CHAPTER IX
YOUNG PAGE COMES TO TOWN
Here and there throughout the great stretches of the sun-smitten southwest are spots which still remain practically unknown, wherein men come seldom or not at all, where no man cares to tarry. Barren mountains that are blistering hot, sucked dry long ago of their last vestige of moisture; endless drifts of sand where the silent animal life is scanty, where fanged cactus and stubborn mesquite fight their eternal battles for life; mesas and lomas little known, shunned by humanity. True, men have been here, some few poking into the dust of ancient ruins, more seeking minerals, and now and then one, fleeing the law, to be followed relentlessly by such as Roderick Norton. And yet there is the evidence, if one looks, that this desolate, shunned land once had its teeming tribes and its green fields.
Virginia and Roderick, having made their hazardous way down the cliffs and to their horses in silence, found their tongues loosened as they rode westward in the soft dawn. Virginia put her questions and he, as best he could, answered them. She asked eagerly of the old cliff-dwellers and he shrugged his shoulders. Aztecs, were they? Toltecs? What? Quien sabe! They were a people of mystery who had left behind them a silence like that of the desert wastes themselves. Whence they came, where they went, and why, must long remain questions with many answers and therefore none at all. But he could tell her a few things of the ancient civilization . . . and a civilization it truly was . . . and of the signs left for posterity to puzzle over.

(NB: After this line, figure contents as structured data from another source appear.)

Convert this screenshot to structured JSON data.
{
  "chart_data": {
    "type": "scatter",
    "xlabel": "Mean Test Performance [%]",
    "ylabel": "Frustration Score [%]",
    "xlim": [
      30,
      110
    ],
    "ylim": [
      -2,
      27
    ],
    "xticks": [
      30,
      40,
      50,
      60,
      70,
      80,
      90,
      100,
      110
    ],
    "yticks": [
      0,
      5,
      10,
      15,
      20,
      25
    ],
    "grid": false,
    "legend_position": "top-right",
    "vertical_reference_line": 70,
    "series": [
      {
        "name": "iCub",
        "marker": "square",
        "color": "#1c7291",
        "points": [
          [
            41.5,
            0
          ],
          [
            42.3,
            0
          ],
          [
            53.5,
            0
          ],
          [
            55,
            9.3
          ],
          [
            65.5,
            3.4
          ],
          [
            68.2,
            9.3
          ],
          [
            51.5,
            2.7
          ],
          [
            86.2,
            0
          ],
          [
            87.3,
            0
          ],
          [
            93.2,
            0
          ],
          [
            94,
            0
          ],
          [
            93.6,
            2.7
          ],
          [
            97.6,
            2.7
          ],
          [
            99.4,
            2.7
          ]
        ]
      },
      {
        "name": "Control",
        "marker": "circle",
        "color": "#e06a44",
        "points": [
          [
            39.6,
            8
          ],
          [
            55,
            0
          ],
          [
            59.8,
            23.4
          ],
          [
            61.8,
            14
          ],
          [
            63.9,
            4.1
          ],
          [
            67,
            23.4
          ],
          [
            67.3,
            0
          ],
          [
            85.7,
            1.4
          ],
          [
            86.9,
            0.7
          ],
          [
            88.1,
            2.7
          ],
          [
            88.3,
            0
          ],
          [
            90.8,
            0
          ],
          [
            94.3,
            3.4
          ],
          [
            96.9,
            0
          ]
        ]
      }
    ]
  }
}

They had builded cities, and the ruins of their pueblos still stand scattered across the weary, scorched land; they constructed mile after mile of aqueducts whose lines are followed to-day by reclamation engineers; they irrigated and cultivated their lands; they made abodes high up on the mountains, dwelling in caves, enlarging their dwellings, shaping homes and fortresses and lookouts. And just so long as the mountains themselves last, will men come now and then into such places as that wherein Jim Galloway's rifles lay hidden.
"I have lived in this part of the world all but two or three years of my life," said Norton at the end, "and yet I never heard of these particular caves until a very few days ago. I don't believe that there are ten people living who know of them; so Galloway, hiding his stuff out there was playing just as safe as a man can play--when he plays the game crooked, anyway."
"But won't he guess something when he misses Moraga?"
"I don't think so." Norton shook his head. "Tom Cutter and Brocky made Moraga talk. His job was to keep an eye on this end, but he was commissioned also to make a trip over to the county line. The first thing Jim Galloway will hear will be that Moraga got drunk and into a scrape and was taken in by Sheriff Roberts. Then I think that Galloway himself will slip out of San Juan himself some dark night and climb the cliffs to make sure. When he finds everything absolutely as it was left, when time passes and nothing is done, I think he will replace Moraga with another man and figure that everything is all right. Why shouldn't he?"
From Galloway and Moraga they got back to a discussion of the ancient peoples of the desert, venturing surmise for surmise, finding that their stimulated fancies winged together, daring to construct for themselves something of the forgotten annals of a forgotten folk who, perhaps, were living in walled cities while old Egypt was building her pyramids. Then, abruptly, in a patch of tall mesquite, Norton reined in his horse and stopped.